JCDR - Register at Journal of Clinical and Diagnostic Research
Journal of Clinical and Diagnostic Research, ISSN - 0973 - 709X
Case Report DOI : 10.7860/JCDR/2013/4859.3164
Year : 2013 | Month : Jul | Volume : 7 | Issue : 7 Full Version Page : 1469 - 1470

Ofloxacin Induced Hypomania

Siddharth Sarkar1, Sudhir Kumar Khandelwal2

1 Senior Resident, Department of Psychiatry, PGIMER, Chandigarh, India.
2 Professor, Department of Psychiatry, AIIMS, New Delhi, India.
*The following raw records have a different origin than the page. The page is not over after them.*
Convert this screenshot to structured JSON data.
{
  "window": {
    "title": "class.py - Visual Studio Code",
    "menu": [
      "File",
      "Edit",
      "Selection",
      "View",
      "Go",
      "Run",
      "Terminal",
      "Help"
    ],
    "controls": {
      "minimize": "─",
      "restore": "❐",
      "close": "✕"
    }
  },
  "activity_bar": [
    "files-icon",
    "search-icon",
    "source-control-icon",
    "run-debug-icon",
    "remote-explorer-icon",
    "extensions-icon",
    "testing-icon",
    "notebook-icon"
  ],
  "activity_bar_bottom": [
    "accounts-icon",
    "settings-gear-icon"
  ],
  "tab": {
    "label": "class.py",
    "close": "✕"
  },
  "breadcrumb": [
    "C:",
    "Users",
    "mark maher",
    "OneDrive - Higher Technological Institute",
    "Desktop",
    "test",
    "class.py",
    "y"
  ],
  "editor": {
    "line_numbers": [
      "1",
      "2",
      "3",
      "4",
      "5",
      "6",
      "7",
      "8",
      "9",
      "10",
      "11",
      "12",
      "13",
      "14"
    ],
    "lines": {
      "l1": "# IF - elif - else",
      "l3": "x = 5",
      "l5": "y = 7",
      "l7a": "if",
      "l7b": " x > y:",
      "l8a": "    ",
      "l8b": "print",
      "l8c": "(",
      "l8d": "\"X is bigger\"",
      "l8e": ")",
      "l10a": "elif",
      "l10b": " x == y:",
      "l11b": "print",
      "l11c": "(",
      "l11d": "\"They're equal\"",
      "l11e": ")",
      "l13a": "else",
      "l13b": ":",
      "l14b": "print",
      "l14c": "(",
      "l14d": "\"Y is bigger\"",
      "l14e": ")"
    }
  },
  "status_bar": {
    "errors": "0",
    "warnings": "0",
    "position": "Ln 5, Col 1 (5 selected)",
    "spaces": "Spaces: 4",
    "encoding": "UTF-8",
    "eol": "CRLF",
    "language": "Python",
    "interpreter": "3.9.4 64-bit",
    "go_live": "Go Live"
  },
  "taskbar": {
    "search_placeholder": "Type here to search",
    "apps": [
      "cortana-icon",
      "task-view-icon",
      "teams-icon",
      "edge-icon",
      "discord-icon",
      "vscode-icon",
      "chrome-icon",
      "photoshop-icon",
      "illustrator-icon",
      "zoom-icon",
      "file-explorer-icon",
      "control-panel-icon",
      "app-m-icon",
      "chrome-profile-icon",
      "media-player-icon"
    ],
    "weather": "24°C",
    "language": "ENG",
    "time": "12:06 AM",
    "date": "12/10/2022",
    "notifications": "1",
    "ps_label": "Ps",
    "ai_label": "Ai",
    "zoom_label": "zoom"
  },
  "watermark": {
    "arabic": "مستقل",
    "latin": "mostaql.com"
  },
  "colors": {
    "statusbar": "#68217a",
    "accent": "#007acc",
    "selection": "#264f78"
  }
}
Name, Address, E-Mail Id of The Corresponding Author: Dr Siddharth Sarkar, Department of Psychiatry, Level 3 Cobalt Block, Nehru Hospital, PGIMER, Sector 12, Chandigarh-160012, India.
Phone: +918872290032
E-mail: Sidsarkar22@gmail.com

Flouroquinolones are widely used antibiotics with side effects that involve the central nervous system. Here, we are presenting the case of a patient who developed hypomania after taking ofloxacin. The clinical features included an elevated mood, increased talkativeness, a decreased need for sleep, and drawing up big plans. The episode was circumscribed and resolved after the discontinuation of the antibiotic.


Case History

Mr. M, a 47 years married male who works as an accountant, came with a request for an evaluation for the continuation of his medication. The patient had developed moderate grade fever with cough and he had also developed a difficulty in breathing. He went to the physician within 2 days of having the fever. The records show that he had crepitations on the left side of the chest. He had been prescribed antipyretics (paracetamol and ibuprofen combination) and ofloxacin. He took these medications for 5 days and responded favourably. There was improvement in his fever and expectoration. After starting the medication, in two day’s time, he reported a decreased need for sleep. He would stay awake all night and seemed to be full of energy in front of his family members. He seemed to be more talkative, according to his wife. He would talk mainly about his job, and the measures he would suggest for his company’s benefit. He drew up specific plans for doing his job in an efficient manner. He would feel cheerful and would be more optimistic than his usual self. He stayed at home during this time and there was no history of any disinhibited behaviour, restlessness, grandiosity, distractibility or hallucinations. A colleague who visited him during that time, suggested to him to take the help of a psychiatrist. The patient was then taken to a physician within 5 days of the start of the fever and he was started on clonzepam 1.5 mg in divided doses, and olanzapine 7.5 mg. His sleep and talkativeness improved. He discontinued all the medications in 2 weeks and did not experience any symptoms thereafter. Thereafter, he presented to our OPD for a second opinion. The patient did not have any past history of depressive, hypomanic or manic episodes, or any other psychiatric history. There was no family history of any psychiatric illness. There was no history of any psychoactive substance use except of smoking 1 to 2 cigarettes in a day. The premorbid personality revealed some anankastic traits. He has been doing well for more than a year after the discrete episode of the elevated mood and the sleeplessness of around 7 days. Given the history, medication induced hypomanic episode was the most likely possibility.


In this patient with no family history of bipolar illness, the first episode of the illness occurring in the fifth decade and the temporal association of the symptoms with the use of medications, suggested that the medications should be incriminated as the cause of the hypomanic episode. Also, the episode had been fairly circumscribed, lasting approximately a week and the symptoms responded to cessation of the medication and the start of antipsychotics in lower doses.

Among the medications whioch were administered for the resolution of the chest infection in this patient, ofloxacin seems to be the likely culprit for the manic symptoms. Antitussives have not been described to cause manic or hypomanic symptoms, neither have been the antipyretic agents. The flouroquinolones which includ ofloxacin, are one of the quite widely used antibiotics in the medical field and the prominent side effects of these medications include those of the gastrointestinal and the central nervous system [1]. There are few case reports on fluoroquinolones causing manic [24] and psychotic symptoms [5,6]. Hence, in the present case, ofloxacin seems to be the most likely cause of the hypomanic symptoms.

Hypomania has been described in ICD 10, as a disorder which is characterized by a persistent mild elevation of the mood, increased energy and activity, and usually marked feelings of well – being and both physical and mental efficiency. Mania is described as a condition of an elated mood with pressured speech and increased activity, with distractibility. The present case with a history of minimal dysfunction was suggestive of hypomania.

This case highlights the need for a close observation of the patients who receive fluoroquinolones for the emergence of the psychiatric symptoms. Careful consideration should be made about whether the symptoms, if they are present, are due to the institution of antibiotics, or whether there are independent of other risk factors.